Tuesday, June 5, 2012

Keesha's House by Helen Frost

Keesha has found a safe place to live, and other kids gravitate to her house when they just can’t make it on their own. They are Stephie – pregnant, trying to make the right decisions for herself and those she cares about; Jason – Stephie’s boyfriend, torn between his responsibility to Stephie and the baby and the promise of a college basketball career; Dontay – in foster care while his parents are in prison, feeling unwanted both inside and outside the system; Carmen – arrested on a DUI charge, waiting in a juvenile detention center for a judge to hear her case; Harris – disowned by his father after disclosing that he’s gay, living in his car, and taking care of himself; Katie – angry at her mother’s loyalty to an abusive stepfather, losing herself in long hours of work and school.

Stretching the boundaries of traditional poetic forms – sestinas and sonnets – Helen Frost’s extraordinary debut novel for young adults weaves together the stories of these seven teenagers as they courageously struggle to hold their lives together and overcome their difficulties.

I've read a book similar to this some months ago called The Bronx  Masquerade by Nikki Grimes, and I loved it. Now, Keesha's House is a sobering book about teenage difficulties and running away. It's hard to think of situations like that which actually happen, but it does. And it's even more real to me when one of the charcters has the same name as myself.

This book is a pretty quick read; I read it in about an hour, but it's not something to just fly through without thinking about it. These stories are special and they need to be heard. An interesting aspect of this story is that it's written in poetry instead of prose (sentences and paragraphs). Usually, I'm not too fond of poetry styled stories, but after a few chapters, I was able to swallow my pride and enjoy it.

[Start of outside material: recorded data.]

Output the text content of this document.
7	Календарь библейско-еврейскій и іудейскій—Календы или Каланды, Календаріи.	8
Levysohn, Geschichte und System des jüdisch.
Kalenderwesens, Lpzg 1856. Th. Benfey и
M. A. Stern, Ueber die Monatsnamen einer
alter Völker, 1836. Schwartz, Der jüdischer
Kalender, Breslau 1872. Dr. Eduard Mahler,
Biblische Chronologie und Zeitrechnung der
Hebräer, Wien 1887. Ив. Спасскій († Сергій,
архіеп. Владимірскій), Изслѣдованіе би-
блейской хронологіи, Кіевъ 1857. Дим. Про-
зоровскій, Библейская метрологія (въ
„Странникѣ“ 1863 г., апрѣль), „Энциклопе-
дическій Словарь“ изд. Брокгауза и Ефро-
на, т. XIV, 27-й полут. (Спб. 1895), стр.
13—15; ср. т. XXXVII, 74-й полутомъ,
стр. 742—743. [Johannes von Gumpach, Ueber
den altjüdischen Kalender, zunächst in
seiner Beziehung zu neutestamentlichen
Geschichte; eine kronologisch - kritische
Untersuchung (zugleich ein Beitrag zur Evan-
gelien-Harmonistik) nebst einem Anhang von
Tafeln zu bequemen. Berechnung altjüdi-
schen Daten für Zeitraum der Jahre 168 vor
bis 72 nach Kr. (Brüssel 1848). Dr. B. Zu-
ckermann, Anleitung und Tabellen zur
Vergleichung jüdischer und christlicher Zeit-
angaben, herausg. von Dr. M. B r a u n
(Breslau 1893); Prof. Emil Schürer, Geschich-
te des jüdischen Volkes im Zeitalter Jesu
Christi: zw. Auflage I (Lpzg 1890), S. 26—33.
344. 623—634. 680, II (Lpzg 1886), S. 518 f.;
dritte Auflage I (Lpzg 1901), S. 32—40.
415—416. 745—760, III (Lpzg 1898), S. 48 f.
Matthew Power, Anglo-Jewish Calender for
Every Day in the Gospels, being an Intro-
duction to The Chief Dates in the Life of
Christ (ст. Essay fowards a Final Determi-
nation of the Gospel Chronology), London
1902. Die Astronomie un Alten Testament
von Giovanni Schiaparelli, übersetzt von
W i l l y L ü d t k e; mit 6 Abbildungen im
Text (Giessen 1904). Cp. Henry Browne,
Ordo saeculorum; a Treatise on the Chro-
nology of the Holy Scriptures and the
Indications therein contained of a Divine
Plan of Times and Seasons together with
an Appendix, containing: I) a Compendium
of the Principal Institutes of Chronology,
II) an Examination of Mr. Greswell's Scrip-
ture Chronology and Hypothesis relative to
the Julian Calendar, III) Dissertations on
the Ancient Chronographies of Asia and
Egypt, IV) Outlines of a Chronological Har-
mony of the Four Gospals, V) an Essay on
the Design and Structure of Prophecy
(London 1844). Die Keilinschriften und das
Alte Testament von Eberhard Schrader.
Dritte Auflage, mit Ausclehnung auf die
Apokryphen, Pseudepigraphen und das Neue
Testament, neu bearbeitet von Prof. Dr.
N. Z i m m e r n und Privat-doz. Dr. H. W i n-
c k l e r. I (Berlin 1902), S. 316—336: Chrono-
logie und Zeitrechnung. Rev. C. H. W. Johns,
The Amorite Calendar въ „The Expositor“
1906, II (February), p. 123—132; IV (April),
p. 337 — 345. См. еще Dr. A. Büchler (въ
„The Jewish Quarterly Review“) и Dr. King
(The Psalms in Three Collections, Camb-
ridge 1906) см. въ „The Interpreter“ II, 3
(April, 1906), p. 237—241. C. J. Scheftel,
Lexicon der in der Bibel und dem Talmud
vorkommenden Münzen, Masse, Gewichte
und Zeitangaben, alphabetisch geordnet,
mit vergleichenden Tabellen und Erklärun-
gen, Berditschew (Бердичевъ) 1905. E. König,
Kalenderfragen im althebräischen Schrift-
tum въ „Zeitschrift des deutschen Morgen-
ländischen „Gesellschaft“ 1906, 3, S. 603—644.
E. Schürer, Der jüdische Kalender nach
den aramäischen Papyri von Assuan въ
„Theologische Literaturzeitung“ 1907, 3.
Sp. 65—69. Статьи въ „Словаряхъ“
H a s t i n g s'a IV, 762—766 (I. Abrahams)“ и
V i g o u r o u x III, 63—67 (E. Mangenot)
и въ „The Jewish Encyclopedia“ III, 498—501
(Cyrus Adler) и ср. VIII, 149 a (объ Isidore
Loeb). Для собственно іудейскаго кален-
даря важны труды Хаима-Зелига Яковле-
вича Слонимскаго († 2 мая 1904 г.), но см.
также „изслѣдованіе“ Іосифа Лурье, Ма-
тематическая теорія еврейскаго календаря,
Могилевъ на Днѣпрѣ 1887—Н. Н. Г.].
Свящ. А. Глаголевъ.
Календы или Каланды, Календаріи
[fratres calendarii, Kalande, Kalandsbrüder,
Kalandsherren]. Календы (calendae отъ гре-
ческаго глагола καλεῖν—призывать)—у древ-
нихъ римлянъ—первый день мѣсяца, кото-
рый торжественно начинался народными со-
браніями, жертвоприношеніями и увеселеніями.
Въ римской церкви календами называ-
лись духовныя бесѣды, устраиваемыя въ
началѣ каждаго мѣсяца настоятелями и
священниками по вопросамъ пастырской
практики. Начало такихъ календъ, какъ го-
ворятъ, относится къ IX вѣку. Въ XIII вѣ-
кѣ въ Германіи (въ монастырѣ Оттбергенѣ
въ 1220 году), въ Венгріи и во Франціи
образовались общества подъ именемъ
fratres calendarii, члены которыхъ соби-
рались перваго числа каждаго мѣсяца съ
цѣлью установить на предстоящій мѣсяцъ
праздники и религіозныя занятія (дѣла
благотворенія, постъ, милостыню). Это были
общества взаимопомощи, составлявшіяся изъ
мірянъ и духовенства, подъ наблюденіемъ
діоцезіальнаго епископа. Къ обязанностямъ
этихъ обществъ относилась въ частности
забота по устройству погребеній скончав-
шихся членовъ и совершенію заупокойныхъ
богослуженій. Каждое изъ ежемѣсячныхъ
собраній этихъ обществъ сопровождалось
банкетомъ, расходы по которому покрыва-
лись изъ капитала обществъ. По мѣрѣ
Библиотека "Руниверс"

There isn't a lot I can say about the characters because there are so many and they all are so different, but in a funny way, they all fit together. They're like the Island of Misfit Toys.  Overall, it's relatively easy to follow and it's great that you can read different perspectives of a character's tale from other characters. This book also won "Best Children's Book of the Year" award a while ago, but I have to say, it is NOT a children's book. These are very adult situations brought upon youth, and it's tough. If I understood correctly, there is a character of 14 who runs away from home! It's not really for the people who enjoy light, fluffy stories.